Furthermore, while the Twenties have become known as the "Golden Age of Sports," the local newspapers added a separate Sports Page. In the Ashland Times-Gazette on Monday or Tuesday you could read the league results from the past weekend and by Thursday or Friday an account of the upcoming opponent was in the paper. The Marion Star, Mansfield News, Bucyrus Telegraph-Forum, and the Ashland Times-Gazette began selecting a post-season NCO all-star team in football and basketball.

However, Delaware, the school on the southern border of the league, had won only 25-percent of their football games and just over one in three basketball games. At the Galion March 19, 1927 league meeting their Principal, F.A. Gephart, announced that they were withdrawing from the league. He explained that the Delaware athletic department did not take in as much in a season as some NCO schools did in a single, big rivalry game. At times they had to compete with Ohio Wesleyan, when the college had a home game on Saturdays. The NCO refused to play them on Friday afternoons. He also found a lack of spirit over playing the distant NCO teams. Consequently, they joined the Central Buckeye League with neighboring schools in the northern suburbs of Columbus.

At the next NCO meeting (Dec. 1927) the league considered inviting Wooster or Tiffin as possible new members, but Marion was 70 miles from Wooster and Ashland was 60 miles from Tiffin. However, many were happy with the five team arrangement because it meant a home and home basketball schedule. For the first eight years each school played four at home and three away, then visa-versa the next year. Some grumbled that if you had to play Mansfield, Ashland, and Bucyrus at their home court; they had the advantage to win the league championship. Mansfield's Russ Murphy was quoted as saying, "Ashland could beat any team in the United States, if the game was played at Ashland."

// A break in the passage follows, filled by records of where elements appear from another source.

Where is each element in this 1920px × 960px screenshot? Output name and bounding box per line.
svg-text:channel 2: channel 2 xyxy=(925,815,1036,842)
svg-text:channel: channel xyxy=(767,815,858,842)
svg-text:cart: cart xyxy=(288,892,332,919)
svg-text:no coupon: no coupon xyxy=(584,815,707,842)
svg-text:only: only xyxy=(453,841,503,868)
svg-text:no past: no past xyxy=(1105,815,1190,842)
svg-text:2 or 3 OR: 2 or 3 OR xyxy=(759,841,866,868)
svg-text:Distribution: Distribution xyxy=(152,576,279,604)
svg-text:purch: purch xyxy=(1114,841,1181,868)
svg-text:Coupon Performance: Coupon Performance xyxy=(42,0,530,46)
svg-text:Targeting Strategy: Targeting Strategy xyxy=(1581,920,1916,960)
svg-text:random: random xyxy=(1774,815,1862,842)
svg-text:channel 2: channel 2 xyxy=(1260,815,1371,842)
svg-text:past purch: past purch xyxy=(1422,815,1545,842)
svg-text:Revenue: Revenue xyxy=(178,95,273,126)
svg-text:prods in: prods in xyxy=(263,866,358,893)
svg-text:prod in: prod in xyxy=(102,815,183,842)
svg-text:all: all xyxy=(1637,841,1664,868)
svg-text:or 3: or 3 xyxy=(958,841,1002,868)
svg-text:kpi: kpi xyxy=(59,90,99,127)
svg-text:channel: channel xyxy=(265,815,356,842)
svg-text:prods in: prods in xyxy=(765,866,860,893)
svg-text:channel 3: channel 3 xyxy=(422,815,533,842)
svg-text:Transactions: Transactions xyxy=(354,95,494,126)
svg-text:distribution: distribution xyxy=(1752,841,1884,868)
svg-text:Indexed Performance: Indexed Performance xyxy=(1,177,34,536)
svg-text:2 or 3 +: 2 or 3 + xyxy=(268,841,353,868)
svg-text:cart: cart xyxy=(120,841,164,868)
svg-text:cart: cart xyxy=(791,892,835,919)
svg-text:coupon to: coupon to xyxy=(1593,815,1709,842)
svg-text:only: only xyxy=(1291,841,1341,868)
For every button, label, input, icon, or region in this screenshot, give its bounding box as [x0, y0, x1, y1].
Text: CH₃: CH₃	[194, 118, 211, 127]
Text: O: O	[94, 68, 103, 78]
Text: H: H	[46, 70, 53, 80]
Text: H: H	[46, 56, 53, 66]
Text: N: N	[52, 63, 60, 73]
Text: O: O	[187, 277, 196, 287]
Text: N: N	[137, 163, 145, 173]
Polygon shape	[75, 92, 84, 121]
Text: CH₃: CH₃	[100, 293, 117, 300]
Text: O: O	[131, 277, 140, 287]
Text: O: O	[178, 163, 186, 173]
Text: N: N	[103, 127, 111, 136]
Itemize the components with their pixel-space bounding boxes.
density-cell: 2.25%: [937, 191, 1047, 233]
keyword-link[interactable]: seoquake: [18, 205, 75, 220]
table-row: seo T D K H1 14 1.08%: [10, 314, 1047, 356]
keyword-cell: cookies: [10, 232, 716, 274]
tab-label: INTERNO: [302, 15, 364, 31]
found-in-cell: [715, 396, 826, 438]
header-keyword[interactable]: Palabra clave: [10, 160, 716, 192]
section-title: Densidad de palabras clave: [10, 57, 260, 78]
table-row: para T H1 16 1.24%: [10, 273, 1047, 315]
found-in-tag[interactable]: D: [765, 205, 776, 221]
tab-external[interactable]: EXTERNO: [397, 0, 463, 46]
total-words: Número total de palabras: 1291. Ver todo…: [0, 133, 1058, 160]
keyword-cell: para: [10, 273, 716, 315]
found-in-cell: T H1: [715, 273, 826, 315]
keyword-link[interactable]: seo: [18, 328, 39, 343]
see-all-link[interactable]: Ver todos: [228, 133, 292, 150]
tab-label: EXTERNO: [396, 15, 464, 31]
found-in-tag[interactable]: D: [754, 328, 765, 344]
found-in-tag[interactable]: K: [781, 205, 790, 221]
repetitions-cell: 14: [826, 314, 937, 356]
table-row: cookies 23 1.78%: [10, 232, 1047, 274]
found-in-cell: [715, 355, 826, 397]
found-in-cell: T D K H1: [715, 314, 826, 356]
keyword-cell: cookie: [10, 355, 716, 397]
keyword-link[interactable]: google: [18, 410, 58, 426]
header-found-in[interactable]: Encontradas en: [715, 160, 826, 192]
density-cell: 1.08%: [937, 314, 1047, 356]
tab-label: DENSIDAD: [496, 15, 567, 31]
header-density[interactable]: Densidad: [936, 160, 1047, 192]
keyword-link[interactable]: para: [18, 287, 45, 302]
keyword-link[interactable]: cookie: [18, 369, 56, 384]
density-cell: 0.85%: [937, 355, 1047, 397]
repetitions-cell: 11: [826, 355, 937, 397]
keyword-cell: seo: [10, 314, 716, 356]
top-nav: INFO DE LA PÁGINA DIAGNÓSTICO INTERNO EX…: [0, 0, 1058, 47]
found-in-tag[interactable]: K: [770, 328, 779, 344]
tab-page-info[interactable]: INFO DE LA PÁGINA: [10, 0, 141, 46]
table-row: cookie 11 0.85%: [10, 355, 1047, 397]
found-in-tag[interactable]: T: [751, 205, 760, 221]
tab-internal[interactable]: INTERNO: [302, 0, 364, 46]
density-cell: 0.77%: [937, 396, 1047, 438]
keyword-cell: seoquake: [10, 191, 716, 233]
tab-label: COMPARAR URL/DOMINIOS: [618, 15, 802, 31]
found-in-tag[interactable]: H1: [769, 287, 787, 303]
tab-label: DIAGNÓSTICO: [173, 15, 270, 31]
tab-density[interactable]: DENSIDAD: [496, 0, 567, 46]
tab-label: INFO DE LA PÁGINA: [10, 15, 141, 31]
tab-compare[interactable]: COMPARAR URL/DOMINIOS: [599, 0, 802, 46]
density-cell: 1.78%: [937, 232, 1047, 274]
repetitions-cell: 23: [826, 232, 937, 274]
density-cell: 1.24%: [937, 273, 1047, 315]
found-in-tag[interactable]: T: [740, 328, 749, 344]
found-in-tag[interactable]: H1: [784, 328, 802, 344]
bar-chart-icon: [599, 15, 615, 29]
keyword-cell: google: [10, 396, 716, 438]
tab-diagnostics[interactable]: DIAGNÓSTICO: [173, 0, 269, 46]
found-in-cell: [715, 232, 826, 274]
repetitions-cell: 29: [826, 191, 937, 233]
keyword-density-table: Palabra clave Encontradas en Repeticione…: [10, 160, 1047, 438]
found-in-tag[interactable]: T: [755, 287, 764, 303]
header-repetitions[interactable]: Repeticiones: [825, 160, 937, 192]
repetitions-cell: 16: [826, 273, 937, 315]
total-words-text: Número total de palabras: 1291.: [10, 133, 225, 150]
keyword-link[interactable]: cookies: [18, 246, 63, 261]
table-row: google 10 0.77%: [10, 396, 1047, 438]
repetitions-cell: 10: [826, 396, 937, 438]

Meanwhile, the league blossomed as the rivalries grew. Bucyrus, Marion, and Mansfield had been playing each other since 1897. The first Galion vs Bucyrus Thanksgiving Day game was played in 1898. Mansfield first played an Ashland team in 1900. By the late 20's the league was willing to accommodate the traditional Thanksgiving Day games of Ashland vs Mansfield and Bucyrus vs Shelby. Ashland's longtime coach Harry Barnhart, who was known for his Knute Rockne like approach, told his players that "this is the game we have practice for since the first day."